Il décrit la situation actuelle de l'Iran dans des termes plus durs qu'auparavant en disant que "la dictature au nom de la religion est la pire de toutes". Il affirme ensuite avoir perdu toute confiance dans les institutions : "nous avons perdu tout espoir dans l'institution judiciaire. (…) Aujourd'hui les cellules sont occupées par les enfants les plus sincères et les plus attachés à la révolution : étudiants, professeurs, et autres. Ils essayent de les condamner pour espionnage ou pour des crimes financiers ou sexuels – charges qui sont basées sur des formules périmées – alors que les vrais criminels et les voleurs qui siphonnent l'argent public sont libres." Parallèlement, il dénonce la confiscation des pouvoirs du parlement par le gouvernement.
Mousavi combat les mensonges économiques d'Ahmadinejad : "Je ne pense pas qu'il faut choisir entre la justice et la liberté" (…) Aujourd'hui, ceux qui sont responsables de la misère du peuple et de l'arriération de la nation sont ceux qui sont responsables de l'inflation, du chômage et du déclin économique du pays. Ils amènent le pays à la limite de la ruine. (…)
Dans tous les cas, les classes défavorisées de la société qui sont attachées aux valeurs islamiques ont potentiellement les mêmes revendications que le mouvement vert."

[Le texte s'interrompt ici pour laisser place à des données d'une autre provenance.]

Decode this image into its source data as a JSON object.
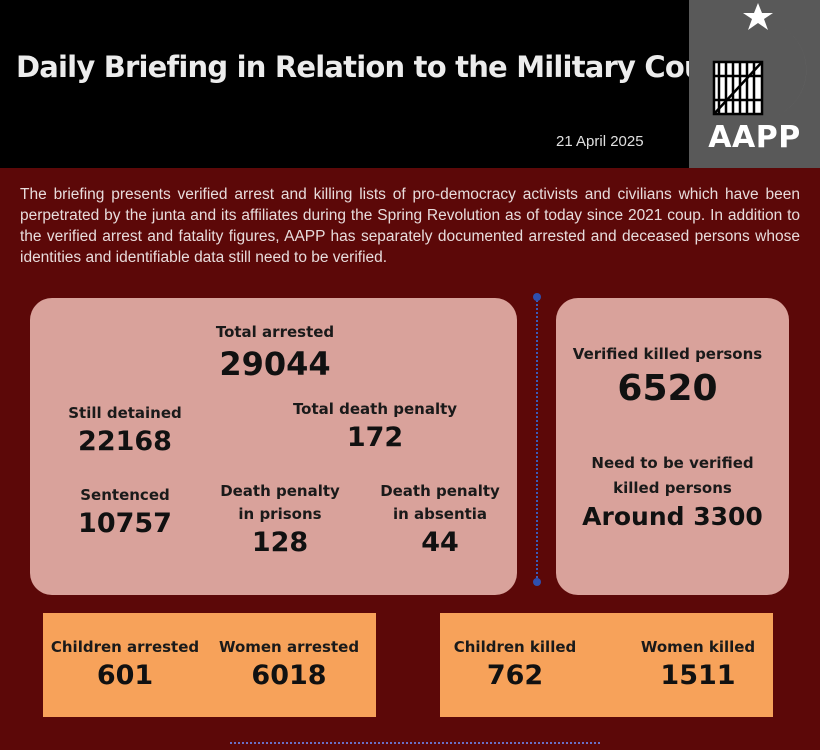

Ensuite, il inscrit les revendications populaires dans le cadre de la constitution de 1979 qui a besoin avant tout d'être respectée : "Nous devons tous être vigilants. Violer les droits du peuple tels qu'ils sont donnés dans la constitution et dénier aux citoyens le droit d'être maîtres de leur propre destin mène au détournement de la constitution, cet héritage national sans prix." Mais, bien qu'il craigne une modification de la constitution, il n'en écarte pas la possibilité : "J'ai déjà dit que la constitution n'est pas quelque chose qui ne peut pas être changé. Cela a été fait en 1988 et cela peut être répété".

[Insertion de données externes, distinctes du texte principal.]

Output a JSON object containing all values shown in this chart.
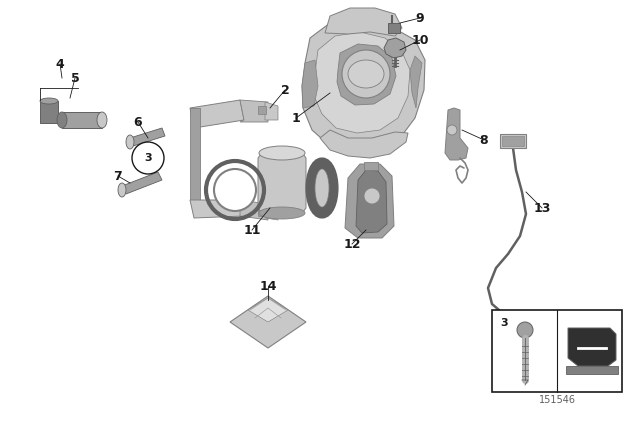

Enfin, Mir Hossein Mousavi appelle les Iraniens à manifester à l'occasion du 22 bahman, et en appelle à l'humanité commune qui unit les forces de sécurité et le peuple : "Les rassemblements et les manifestations pacifiques font partie des droits du peuple. (…) Mon conseil aux bassidj et aux forces de sécurité est d'être calmes et gentils. Mon conseil aux partisans du mouvement vert est de réduire leurs signes de reconnaissance, qu'ils s'en servent pour se détacher du lot beaucoup ou plus discrètement. Ce mouvement a grandi au sein du peuple et il lui appartient. Tous doivent garder à l'esprit leurs croyances, leurs valeurs et leurs traditions, mais nous ne devons pas oublier notre objectif final : un Iran développé, indépendant, libre et uni."
On peut tirer de cet interview trois enseignements majeurs :
D'abord, contrairement à ce qui avait été dit, Mousavi ne s'est pas incliné devant l'intransigeance du pouvoir actuel, incapable de négocier et enfermé dans une posture autoritaire et paranoïaque. Au contraire : il dénonce, avec plus de force encore que dans ses communiqués précédents la dérive dictatoriale du régime, la trahison des institutions et la montée de l'oppression. Pour autant, il n'abandonne pas la posture réformiste et s'inscrit au coeur de l'idéologie originelle de la république islamique. La dénonciation de l'oppression se fait au nom de la constitution, celle-là même qui défend le droit du peuple à manifester pacifiquement. Surtout, il reprend, au nom du mouvement vert, la question de la justice sociale, accaparée jusqu'à présent par Ahmadinejad. En liant la lutte pour la justice sociale avec celle pour la liberté, il donne au mouvement vert une ampleur nouvelle et inédite. Ce ne doit plus être qu'un mouvement des classes moyennes et éduquées, mais un rassemblement du peuple entier.
Pendant ce temps, Ahmadinejad essaye de reprendre la main avec un nouveau revirement dans les négociations nucléaires.